In total, 495 hospital admissions for flaring IBD were identified. CMV testing was performed in 238 patients (43% male, 52% with ulcerative colitis [UC] and 48% with Crohn’s disease [CD]). Twenty-two per cent of patients had a history of extraintestinal manifestations while 57% had previously been treated by immunomodulators or biologics. CMV infection was diagnosed in 13/238 patients (5.5%). Only 7 of these 13 patients had steroid-refractory disease. However, only 5 patients (2.1%) were considered to have clinically significant CMV infection and received antiviral therapy. Univariable regression analysis revealed that CMV infection was negatively associated with a diagnosis of CD when compared with UC (OR: 0.08 [0.01–0.6]), with increasing haemoglobin concentrations (OR: 0.47 [0.22–0.98] per increase of 3 g/dl) and serum albumin concentrations (OR: 0.25; [0.08–0.78] per increasing g/dl). Moreover, CMV infection was associated with the presence of subfebrile temperatures (37.1–38.4°C, OR: 6.31 [1.28–31.2]) or fever on admission (≥ 38.5°C; OR: 9.85 [1.71–56.6]).
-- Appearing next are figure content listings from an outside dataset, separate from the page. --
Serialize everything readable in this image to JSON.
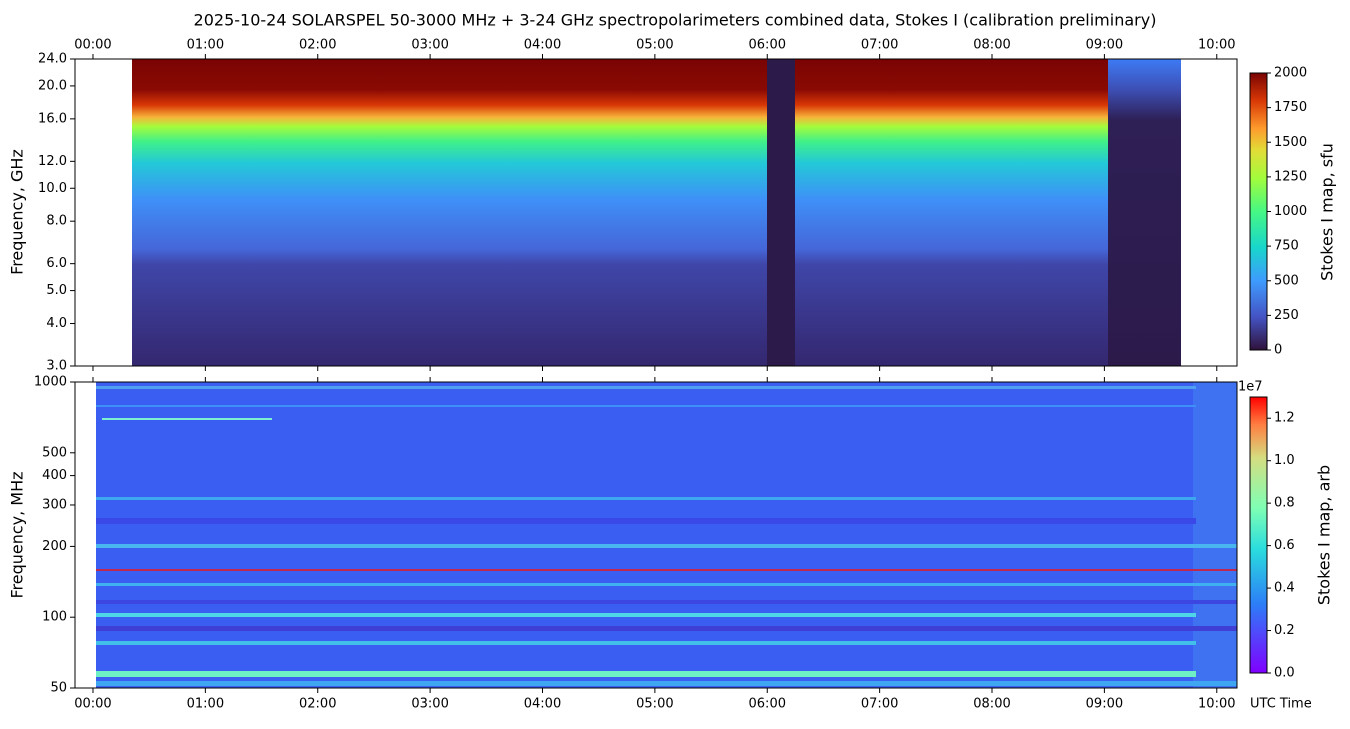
{
  "chart_data": [
    {
      "type": "heatmap",
      "title": "2025-10-24  SOLARSPEL  50-3000 MHz  +  3-24 GHz  spectropolarimeters combined data,  Stokes I  (calibration preliminary)",
      "ylabel": "Frequency, GHz",
      "log_y": true,
      "xtick_side": "top",
      "xlim": [
        -0.16,
        10.18
      ],
      "xticks": [
        {
          "value": 0,
          "label": "00:00"
        },
        {
          "value": 1,
          "label": "01:00"
        },
        {
          "value": 2,
          "label": "02:00"
        },
        {
          "value": 3,
          "label": "03:00"
        },
        {
          "value": 4,
          "label": "04:00"
        },
        {
          "value": 5,
          "label": "05:00"
        },
        {
          "value": 6,
          "label": "06:00"
        },
        {
          "value": 7,
          "label": "07:00"
        },
        {
          "value": 8,
          "label": "08:00"
        },
        {
          "value": 9,
          "label": "09:00"
        },
        {
          "value": 10,
          "label": "10:00"
        }
      ],
      "ylim": [
        3,
        24
      ],
      "yticks": [
        {
          "value": 3,
          "label": "3.0"
        },
        {
          "value": 4,
          "label": "4.0"
        },
        {
          "value": 5,
          "label": "5.0"
        },
        {
          "value": 6,
          "label": "6.0"
        },
        {
          "value": 8,
          "label": "8.0"
        },
        {
          "value": 10,
          "label": "10.0"
        },
        {
          "value": 12,
          "label": "12.0"
        },
        {
          "value": 16,
          "label": "16.0"
        },
        {
          "value": 20,
          "label": "20.0"
        },
        {
          "value": 24,
          "label": "24.0"
        }
      ],
      "colorbar": {
        "label": "Stokes I map, sfu",
        "lim": [
          0,
          2000
        ],
        "ticks": [
          0,
          250,
          500,
          750,
          1000,
          1250,
          1500,
          1750,
          2000
        ],
        "cmap": "turbo"
      }
    },
    {
      "type": "heatmap",
      "ylabel": "Frequency, MHz",
      "xlabel": "UTC Time",
      "log_y": true,
      "xtick_side": "bottom",
      "xlim": [
        -0.16,
        10.18
      ],
      "xticks": [
        {
          "value": 0,
          "label": "00:00"
        },
        {
          "value": 1,
          "label": "01:00"
        },
        {
          "value": 2,
          "label": "02:00"
        },
        {
          "value": 3,
          "label": "03:00"
        },
        {
          "value": 4,
          "label": "04:00"
        },
        {
          "value": 5,
          "label": "05:00"
        },
        {
          "value": 6,
          "label": "06:00"
        },
        {
          "value": 7,
          "label": "07:00"
        },
        {
          "value": 8,
          "label": "08:00"
        },
        {
          "value": 9,
          "label": "09:00"
        },
        {
          "value": 10,
          "label": "10:00"
        }
      ],
      "ylim": [
        50,
        1000
      ],
      "yticks": [
        50,
        100,
        200,
        300,
        400,
        500,
        1000
      ],
      "colorbar": {
        "label": "Stokes I map, arb",
        "lim": [
          0,
          13000000
        ],
        "offset_label": "1e7",
        "cmap": "rainbow",
        "ticks": [
          {
            "value": 0,
            "label": "0.0"
          },
          {
            "value": 2000000,
            "label": "0.2"
          },
          {
            "value": 4000000,
            "label": "0.4"
          },
          {
            "value": 6000000,
            "label": "0.6"
          },
          {
            "value": 8000000,
            "label": "0.8"
          },
          {
            "value": 10000000,
            "label": "1.0"
          },
          {
            "value": 12000000,
            "label": "1.2"
          }
        ]
      }
    }
  ]
}
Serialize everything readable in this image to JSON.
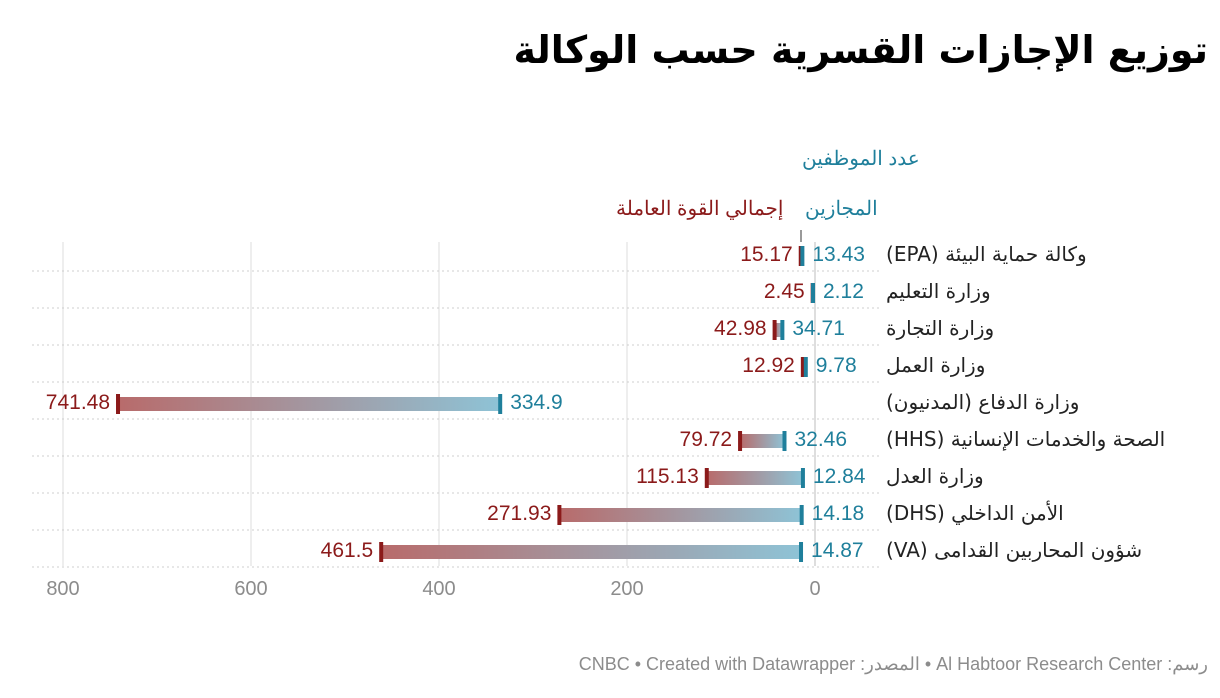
{
  "title": "توزيع الإجازات القسرية حسب الوكالة",
  "footer": "رسم: Al Habtoor Research Center • المصدر: CNBC • Created with Datawrapper",
  "colors": {
    "workforce": "#8b1a1a",
    "furloughed": "#1f7f9b",
    "grid": "#dcdcdc",
    "row_line": "#cfcfcf",
    "tick_text": "#8c8c8c",
    "label_text": "#222222"
  },
  "chart_data": {
    "type": "range-dot",
    "title": "توزيع الإجازات القسرية حسب الوكالة",
    "ylabel": "عدد الموظفين",
    "series": [
      {
        "name": "إجمالي القوة العاملة",
        "values": [
          15.17,
          2.45,
          42.98,
          12.92,
          741.48,
          79.72,
          115.13,
          271.93,
          461.5
        ]
      },
      {
        "name": "المجازين",
        "values": [
          13.43,
          2.12,
          34.71,
          9.78,
          334.9,
          32.46,
          12.84,
          14.18,
          14.87
        ]
      }
    ],
    "categories": [
      "وكالة حماية البيئة (EPA)",
      "وزارة التعليم",
      "وزارة التجارة",
      "وزارة العمل",
      "وزارة الدفاع (المدنيون)",
      "الصحة والخدمات الإنسانية (HHS)",
      "وزارة العدل",
      "الأمن الداخلي (DHS)",
      "شؤون المحاربين القدامى (VA)"
    ],
    "value_labels_total": [
      "15.17",
      "2.45",
      "42.98",
      "12.92",
      "741.48",
      "79.72",
      "115.13",
      "271.93",
      "461.5"
    ],
    "value_labels_furloughed": [
      "13.43",
      "2.12",
      "34.71",
      "9.78",
      "334.9",
      "32.46",
      "12.84",
      "14.18",
      "14.87"
    ],
    "xlim": [
      0,
      835
    ],
    "x_reversed": true,
    "x_ticks": [
      800,
      600,
      400,
      200,
      0
    ],
    "grid": true
  }
}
We did not observe significant associations of CMV infection with severity of inflammation or ulcer depth as determined by endoscopy, age or dosage of concomitant corticosteroid therapy. 2/13 patients with proven CMV infection relapsed at later time points and the percentage of CMV-infected patients requiring proctocolectomy during follow-up was moderately, albeit not significantly elevated.

Conclusion

Based on the results of this retrospective cohort study, the prevalence of CMV infection appears to be low in patients hospitalised for IBD flares. CMV infection was associated with a diagnosis of UC, fever on admission and blood test results indicative of malnutrition or disease severity such as anaemia or albumin deficiency. CMV testing may therefore focus on (sub-)febrile UC patients with severely active disease.